Early this Thursday morning, at 3:45 a.m. “we were woken up by the explosion of a bomb,” he tells 14ymedio Diosdeny Santana. “Here it is already afternoon and the whole day we have heard bombings.” This activist from the opposition Patriotic Union of Cuba (Unpacu) has been held since January 6 along with eight other Cubans in the migration center located in Nikolayev, Ukraine.
On February 24, just the day they were going to be transferred to Serbia to continue their journey in search of “political asylum in Italy, Spain or Germany”, Russia began the military deployment against Ukraine. “The war has caught us here,” says this 37-year-old Cuban. “Civil aviation is stopped dead and there is no transport,” the authorities have informed them.
“We know that there is a military attack and that it is Russian,” explains Santana, who has sent América TeVé and Telemundo videos with fighter planes flying over and bombing near the place where they are. “What we hear, from what little we understand, is that this is surrounded by Russians.”
Russian troops increased since last Wednesday the pressure in the siege on Mariupol, a strategic city located in the Donetsk region and bathed by the coast of the Sea of Azov, as is the case with Nikolayev, while they already control Melitopol, in the region of Zaporozhie, published EFE.
“What we hear, from what little we understand, is that this is surrounded by Russians”
“We trust that some government will listen to us and help us leave, the Cuban exile in Miami, human rights,” implores Santana, who on October 27, 2021, left the island via Moscow, because “the United States does not I could travel because of the covid problem in Cuba”.
The group, made up of José Antonio González Corralez, Luis Arberto González Pérez, Yosiel Hernández Ramírez, Luis Miguel Reyes Romero, Raicel Sedeño, Iris Dali Tobal, María Fernanda and Rannelys Trujillo Gort, is gripped by fear and nerves, says the activist. “We have the briefcase ready, because we have to run to the tunnel every time a siren is heard.”

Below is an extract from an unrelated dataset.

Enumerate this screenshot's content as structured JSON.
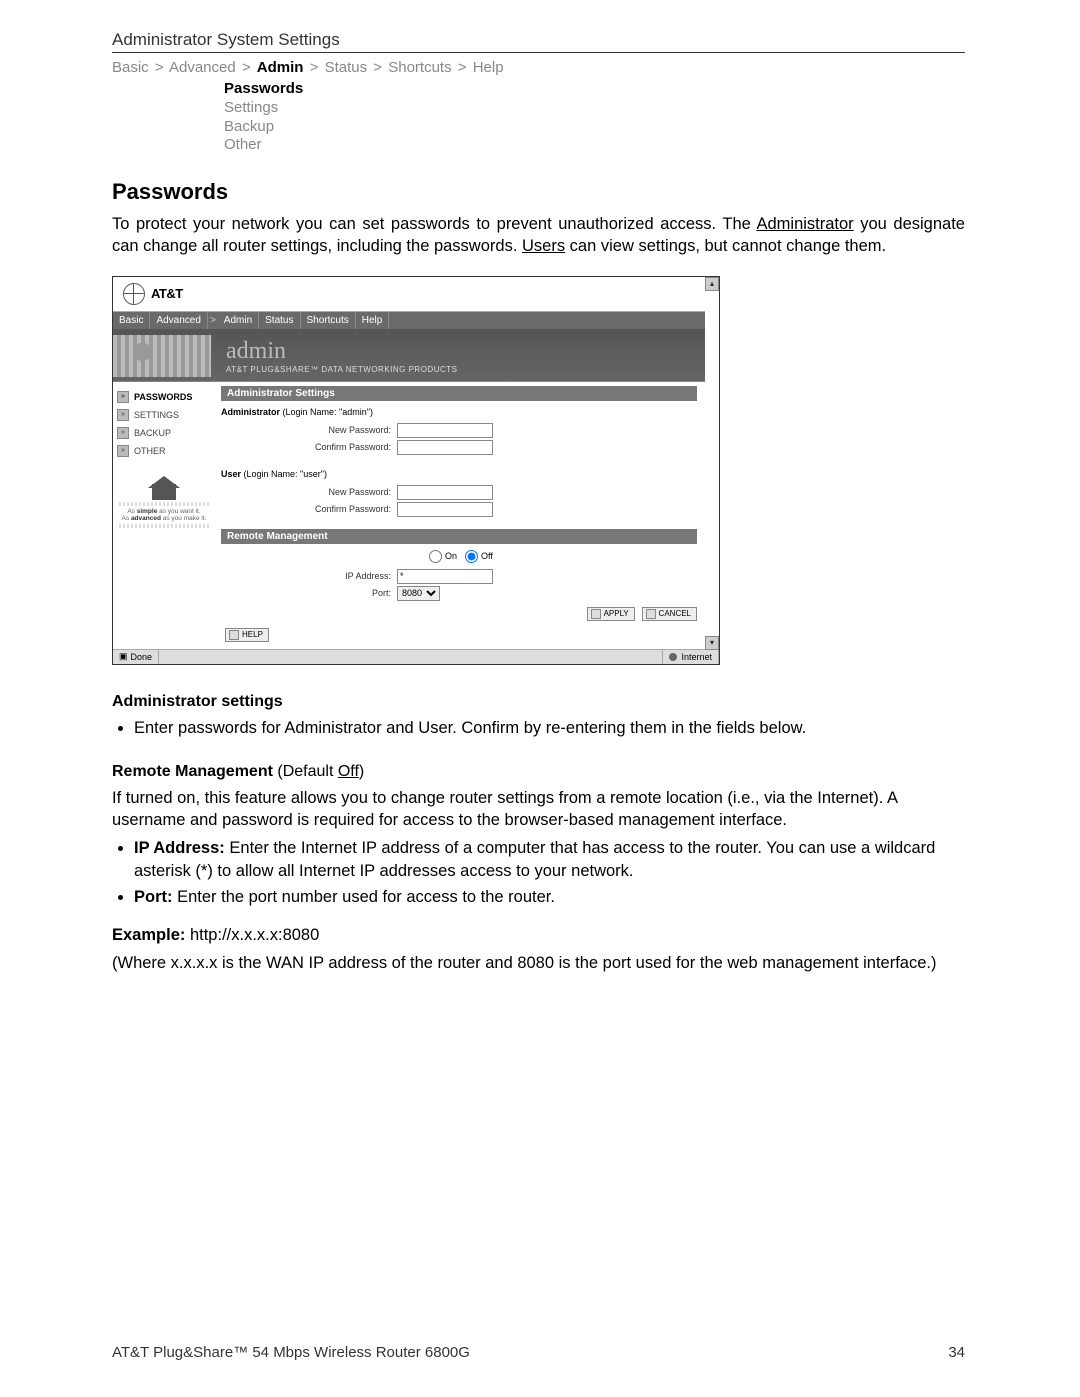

José Antonio González, who emigrated the same day as Santana, tells 14ymedio that after entering the Ukraine they were “detained by the border guard in Kharkov, the second largest city in the country, because fatigue and cold overcame us. After seven days we went to court and each one of us was fined $400.”

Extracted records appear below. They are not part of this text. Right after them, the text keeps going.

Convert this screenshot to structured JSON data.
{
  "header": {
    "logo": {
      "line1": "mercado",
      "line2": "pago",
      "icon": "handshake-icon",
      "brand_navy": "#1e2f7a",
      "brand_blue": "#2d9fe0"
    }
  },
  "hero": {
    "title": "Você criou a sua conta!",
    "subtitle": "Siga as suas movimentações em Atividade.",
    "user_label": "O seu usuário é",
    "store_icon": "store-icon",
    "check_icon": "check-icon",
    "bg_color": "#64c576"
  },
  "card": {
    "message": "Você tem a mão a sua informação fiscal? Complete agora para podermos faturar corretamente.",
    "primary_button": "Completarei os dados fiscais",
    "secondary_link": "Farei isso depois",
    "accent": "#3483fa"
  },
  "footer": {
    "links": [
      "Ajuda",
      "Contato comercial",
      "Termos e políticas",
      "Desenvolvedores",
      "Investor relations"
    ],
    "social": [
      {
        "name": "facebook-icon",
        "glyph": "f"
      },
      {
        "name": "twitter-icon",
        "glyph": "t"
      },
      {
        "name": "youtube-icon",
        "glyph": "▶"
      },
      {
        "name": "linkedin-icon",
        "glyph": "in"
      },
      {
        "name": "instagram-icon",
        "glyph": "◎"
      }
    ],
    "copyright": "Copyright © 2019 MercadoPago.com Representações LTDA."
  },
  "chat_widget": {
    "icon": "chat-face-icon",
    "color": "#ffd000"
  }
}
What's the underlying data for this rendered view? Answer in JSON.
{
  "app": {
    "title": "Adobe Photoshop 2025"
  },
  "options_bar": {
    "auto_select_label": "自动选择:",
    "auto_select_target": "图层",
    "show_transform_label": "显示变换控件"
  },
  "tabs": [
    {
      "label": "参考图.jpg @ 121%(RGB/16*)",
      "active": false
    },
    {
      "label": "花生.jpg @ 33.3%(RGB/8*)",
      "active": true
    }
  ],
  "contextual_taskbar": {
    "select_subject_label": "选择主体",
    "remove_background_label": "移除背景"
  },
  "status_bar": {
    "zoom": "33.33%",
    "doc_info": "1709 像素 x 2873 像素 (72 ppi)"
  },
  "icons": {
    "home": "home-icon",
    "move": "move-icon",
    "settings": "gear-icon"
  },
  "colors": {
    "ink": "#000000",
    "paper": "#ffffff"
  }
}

The nine migrants, González explains, were taken to a second trial where a translator was assigned to them. They warned them not to ask for political asylum during this process, “that this was in the refuge they would send us to later” and in which they would have a lawyer.
“We trust that some government, the Cuban exile in Miami, human rights, will listen to us and help us get out.”
Originally from Pinar del Río, this 36-year-old Cuban says that this Friday they sent a letter to Amnesty International and another human rights organization. “They have just informed us that there is a truce,” he says, referring to the humanitarian corridors agreed by Moscow and Kiev in the negotiations, “but they do not know how long it lasts. At any moment they start attacking and this turns into hell.” We fear for our lives. We want them to help us get out and we continue on our way.”
González left the island months after having participated in the demonstrations of July 11 and before the police siege. “We are good people. We are not murderers, if we leave Cuba it is because of the regime.”
The activist Diosdeny Santana, who has been in prison for expressing his opposition to a government that for “62 years has been destroying its people,” points out that Cubans do not emigrate for pleasure. “On July 11, people took to the streets demanding freedom, homeland and life. And the dictatorship brought out its people to repress.”
That way of showing itself as a repressive dictatorship, Santana assures, is the same that it has exhibited before the Russian invasion of Ukraine. “This is terrible. Maduro in Venezuela, Ortega in Nicaragua and Cuba are on Putin’s side.”